Salvage mission

Kansas University officials need to step in and help the students trying to save Potter Lake.

For pure “ick” factor, it would be hard to top the job a group of Kansas University students undertook Saturday at KU’s Potter Lake.

The university should appreciate students’ efforts to clean up the increasingly polluted lake, but this job clearly demands some professional attention.

Fed by fertilizer-rich runoff from the surrounding area, the bottom of Potter Lake is covered with plant material that robs the water of oxygen and kills the lake’s fish. The top of the lake is completely covered with green watermeal that further complicates the situation. It’s an eyesore and likely a potential health hazard for the campus.

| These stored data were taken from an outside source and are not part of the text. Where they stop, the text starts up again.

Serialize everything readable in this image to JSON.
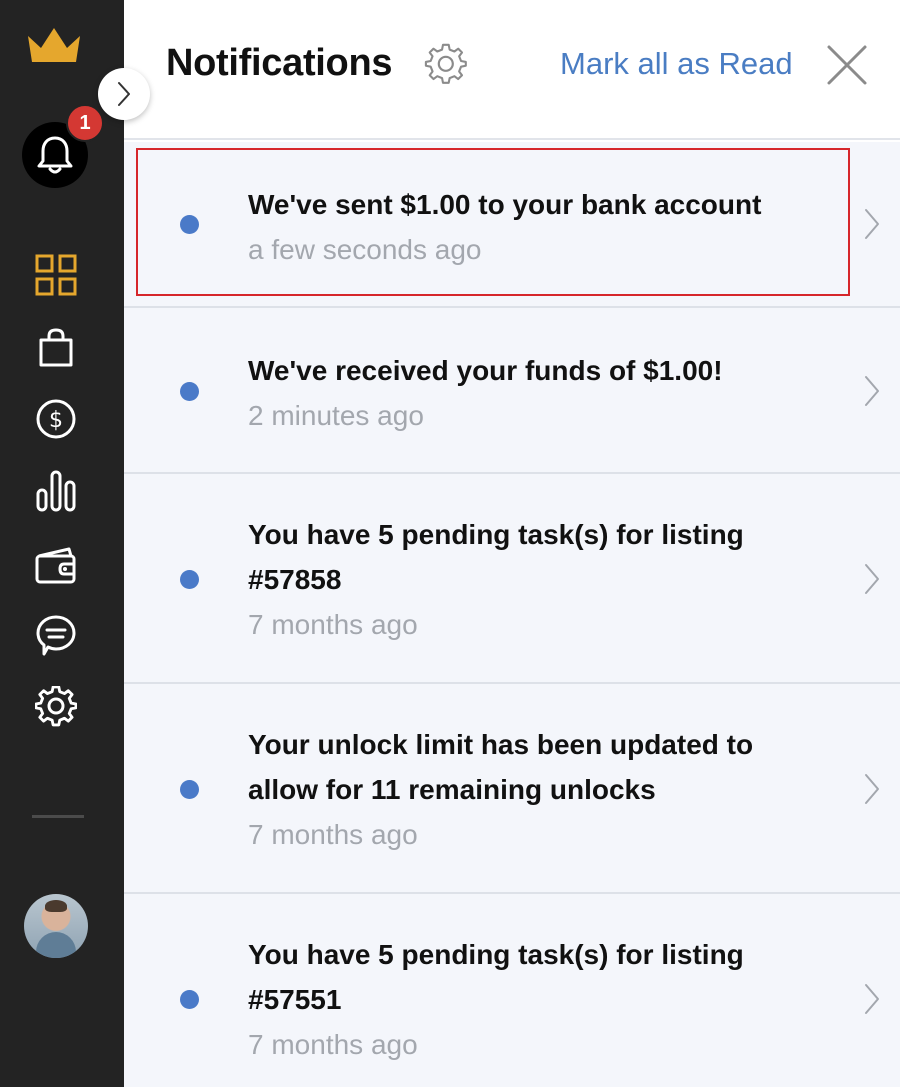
{
  "header": {
    "title": "Notifications",
    "mark_all_label": "Mark all as Read"
  },
  "sidebar": {
    "notification_count": "1",
    "items": [
      {
        "icon": "dashboard-icon"
      },
      {
        "icon": "shopping-bag-icon"
      },
      {
        "icon": "dollar-icon"
      },
      {
        "icon": "bar-chart-icon"
      },
      {
        "icon": "wallet-icon"
      },
      {
        "icon": "chat-icon"
      },
      {
        "icon": "gear-icon"
      }
    ]
  },
  "notifications": [
    {
      "message": "We've sent $1.00 to your bank account",
      "time": "a few seconds ago",
      "unread": true
    },
    {
      "message": "We've received your funds of $1.00!",
      "time": "2 minutes ago",
      "unread": true
    },
    {
      "message": "You have 5 pending task(s) for listing #57858",
      "time": "7 months ago",
      "unread": true
    },
    {
      "message": "Your unlock limit has been updated to allow for 11 remaining unlocks",
      "time": "7 months ago",
      "unread": true
    },
    {
      "message": "You have 5 pending task(s) for listing #57551",
      "time": "7 months ago",
      "unread": true
    }
  ],
  "colors": {
    "sidebar_bg": "#232323",
    "accent_gold": "#e5a72d",
    "link_blue": "#4a7dc3",
    "unread_dot": "#4a7ac8",
    "badge_red": "#d43833",
    "highlight_red": "#d6262b"
  }
}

The student-organized Potter Lake Project deserves credit for its work to improve the lake’s condition. With the help of alumni donors, the group has purchased an aeration system to provide more oxygen to the lake and a skimmer to help remove the watermeal. The real proof of the students’ dedication, however, is their willingness to venture into the lake, as they did last Saturday, to physically pull out thousands of pounds of coontail that now infests the lake bottom.

The students are slowly improving the lake’s condition, but they need more help. What the lake really needs, one of the student organizers told the Journal-World, is to be dredged, a project that hasn’t been done for about 50 years and will cost $50,000 to $100,000. It’s a lot of money, but not more than one would expect to correct 50 years of neglect.

Many KU alumni have fond memories of walks to the lake and special campus activities that were held there. A number of those alumni already have stepped up to help, and the KU Endowment Association surely could find a few more who would be disappointed to see Potter Lake in its current slimy condition.

KU officials should be grateful for all the time and effort students have put into this cleanup effort, but the students can’t do it alone. It’s time for administrators to step in with a little money and manpower to restore what should be a beautiful landmark on the KU campus.